La piccola dimensione ha lo svantaggio dei costi di costruzione, ma il vantaggio di consentire risparmi sui costi delle reti distributive per la congruità tra dimensione del termovalorizzatore, area di ingresso dei rifiuti e area di utilizzazione delle energie prodotte. 

Un altro vantaggio della piccola dimensione è l’utilizzazione di quantità di rifiuti in ingresso relativamente modeste. Questo elemento sarà particolarmente utile sia quando i sistemi di raccolta/stoccaggio e selezione/riutilizzazione si saranno perfezionati e l’economia di riciclo sarà in grado di lasciare come “indifferenziato” solo una piccola quantità dei rifiuti raccolti, sia quando, a processo maturo, potrà raccogliere anche biomassa tout court.

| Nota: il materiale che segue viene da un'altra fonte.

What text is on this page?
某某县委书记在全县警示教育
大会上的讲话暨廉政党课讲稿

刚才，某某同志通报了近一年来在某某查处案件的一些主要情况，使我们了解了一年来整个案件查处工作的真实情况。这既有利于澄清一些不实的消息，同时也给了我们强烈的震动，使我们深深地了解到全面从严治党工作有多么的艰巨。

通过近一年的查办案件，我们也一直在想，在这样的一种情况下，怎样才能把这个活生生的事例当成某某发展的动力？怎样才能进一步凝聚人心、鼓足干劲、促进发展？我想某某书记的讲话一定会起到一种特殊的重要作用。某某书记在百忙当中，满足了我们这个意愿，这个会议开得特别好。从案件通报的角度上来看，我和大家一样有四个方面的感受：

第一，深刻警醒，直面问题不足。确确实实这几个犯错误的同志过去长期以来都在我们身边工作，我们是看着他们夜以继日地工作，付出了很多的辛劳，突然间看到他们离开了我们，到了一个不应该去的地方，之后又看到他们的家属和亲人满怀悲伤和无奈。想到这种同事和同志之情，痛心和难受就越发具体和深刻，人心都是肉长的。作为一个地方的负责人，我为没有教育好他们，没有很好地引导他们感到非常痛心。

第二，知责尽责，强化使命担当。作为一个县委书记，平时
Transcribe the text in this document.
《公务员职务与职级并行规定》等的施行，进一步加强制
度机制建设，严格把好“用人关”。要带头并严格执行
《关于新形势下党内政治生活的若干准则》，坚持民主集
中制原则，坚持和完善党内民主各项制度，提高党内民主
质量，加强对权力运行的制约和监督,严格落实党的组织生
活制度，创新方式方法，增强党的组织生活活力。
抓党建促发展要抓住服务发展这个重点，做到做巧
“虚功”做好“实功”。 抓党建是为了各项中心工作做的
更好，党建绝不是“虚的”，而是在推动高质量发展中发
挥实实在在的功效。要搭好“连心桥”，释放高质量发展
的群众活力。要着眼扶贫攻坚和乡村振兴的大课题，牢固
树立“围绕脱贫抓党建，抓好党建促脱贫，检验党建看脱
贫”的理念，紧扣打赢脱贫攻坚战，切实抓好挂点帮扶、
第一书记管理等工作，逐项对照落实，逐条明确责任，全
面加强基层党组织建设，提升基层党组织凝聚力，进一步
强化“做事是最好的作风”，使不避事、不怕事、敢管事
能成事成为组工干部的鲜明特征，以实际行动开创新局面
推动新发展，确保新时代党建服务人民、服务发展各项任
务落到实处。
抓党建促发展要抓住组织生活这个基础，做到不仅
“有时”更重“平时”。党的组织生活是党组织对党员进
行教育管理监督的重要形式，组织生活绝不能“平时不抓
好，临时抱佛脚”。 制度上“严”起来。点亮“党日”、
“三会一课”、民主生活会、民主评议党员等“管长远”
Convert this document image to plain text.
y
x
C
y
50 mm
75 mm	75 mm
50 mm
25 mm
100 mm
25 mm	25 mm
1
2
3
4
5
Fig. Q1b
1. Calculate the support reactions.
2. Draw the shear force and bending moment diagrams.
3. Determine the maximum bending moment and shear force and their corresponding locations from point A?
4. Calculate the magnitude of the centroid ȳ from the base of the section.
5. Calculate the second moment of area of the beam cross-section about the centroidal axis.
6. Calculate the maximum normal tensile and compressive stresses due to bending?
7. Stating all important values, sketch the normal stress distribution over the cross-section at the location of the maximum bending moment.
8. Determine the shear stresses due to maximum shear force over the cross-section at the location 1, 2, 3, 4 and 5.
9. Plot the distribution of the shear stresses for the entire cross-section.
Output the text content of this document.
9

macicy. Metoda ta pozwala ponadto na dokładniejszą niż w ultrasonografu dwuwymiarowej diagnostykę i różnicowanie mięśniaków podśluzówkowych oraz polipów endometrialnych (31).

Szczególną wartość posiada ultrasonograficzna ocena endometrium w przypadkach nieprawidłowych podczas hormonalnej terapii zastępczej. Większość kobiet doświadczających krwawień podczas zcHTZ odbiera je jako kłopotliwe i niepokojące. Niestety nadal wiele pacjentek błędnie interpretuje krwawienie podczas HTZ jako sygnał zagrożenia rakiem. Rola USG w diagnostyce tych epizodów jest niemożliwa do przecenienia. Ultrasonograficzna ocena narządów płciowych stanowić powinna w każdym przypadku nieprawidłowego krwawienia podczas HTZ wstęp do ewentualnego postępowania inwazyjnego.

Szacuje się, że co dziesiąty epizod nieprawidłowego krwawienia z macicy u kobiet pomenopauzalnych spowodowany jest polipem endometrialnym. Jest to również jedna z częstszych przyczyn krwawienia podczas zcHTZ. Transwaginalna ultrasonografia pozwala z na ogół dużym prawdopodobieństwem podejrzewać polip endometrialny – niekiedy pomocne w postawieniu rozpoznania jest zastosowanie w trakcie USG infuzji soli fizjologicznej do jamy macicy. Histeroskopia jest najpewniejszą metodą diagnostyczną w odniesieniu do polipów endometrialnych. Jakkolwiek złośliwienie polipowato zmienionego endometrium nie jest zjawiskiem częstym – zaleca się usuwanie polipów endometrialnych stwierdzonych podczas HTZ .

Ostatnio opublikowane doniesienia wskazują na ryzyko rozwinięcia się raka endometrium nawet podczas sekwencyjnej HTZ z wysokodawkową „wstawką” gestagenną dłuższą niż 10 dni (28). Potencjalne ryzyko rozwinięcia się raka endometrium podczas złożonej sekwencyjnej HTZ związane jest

Non dimentichiamo che, quando i paesi dotati di impianti di termovalorizzazione arriveranno ad avere una raccolta/utilizzazione perfezionata, potranno ricevere rifiuti o biomassa da altri luoghi e produrre energia da immettere in rete con evidenti guadagni. I rifiuti, non più provenienti dalle aree contermini, potranno essere importati da aree meno virtuose; le economie locali, mantenendo intatte le economie provenienti dall’esercizio energetico, potranno sostituire i vantaggi dello smaltimento locale con i vantaggi economici derivati dall’uso del termovalorizzatore come trasformatore di rifiuti non locali.

Un ente locale di piccole-medie dimensioni (l’Italia e anche la città metropolitana di Roma ne sono piene) può costruirlo con relativa autonomia e metterlo a servizio territoriale.

Se iniziamo a ragionare nell’ottica dei distretti energetici o delle cooperative di comunità vediamo subito i vantaggi che potrebbero avere i piccoli centri della città metropolitana nell’ inserimento del termovalorizzatore come tecnologia congrua al distretto energetico. Si produrrebbe un’azione territoriale ed ecologica capace di creare economia per consumi propri ed economia per servizi conto terzi.

C’è da aggiungere che il termovalorizzatore con il suo processo di combustione permette il recupero di materia ed energia difficilmente raggiungibile con altre tecnologie. Possono infatti essere estratti, come già accennato, quantitativi interessanti di metalli ferrosi e non ferrosi, ceneri e ceneri pesanti che, salvo verifiche su percolazione e contenuti di metalli pesanti, possono essere usati nelle infrastrutture o in edilizia, sostituendo sabbia e ghiaia.

In conclusione, una breve nota per la mia città:

perché la Città Metropolitana di Roma Capitale, di cui è Sindaco lo stesso Sindaco di Roma Capitale, non propone un piano coordinato e consensuale di piccoli termovalorizzatori su cui organizzare smaltimento dei rifiuti, produzione di gas ed energia per i fabbisogni locali, produzione di concimi per le agricolture di prossimità, recupero di materiali ferrosi e non ferrosi, ceneri ecc. per le attività di edilizia locale?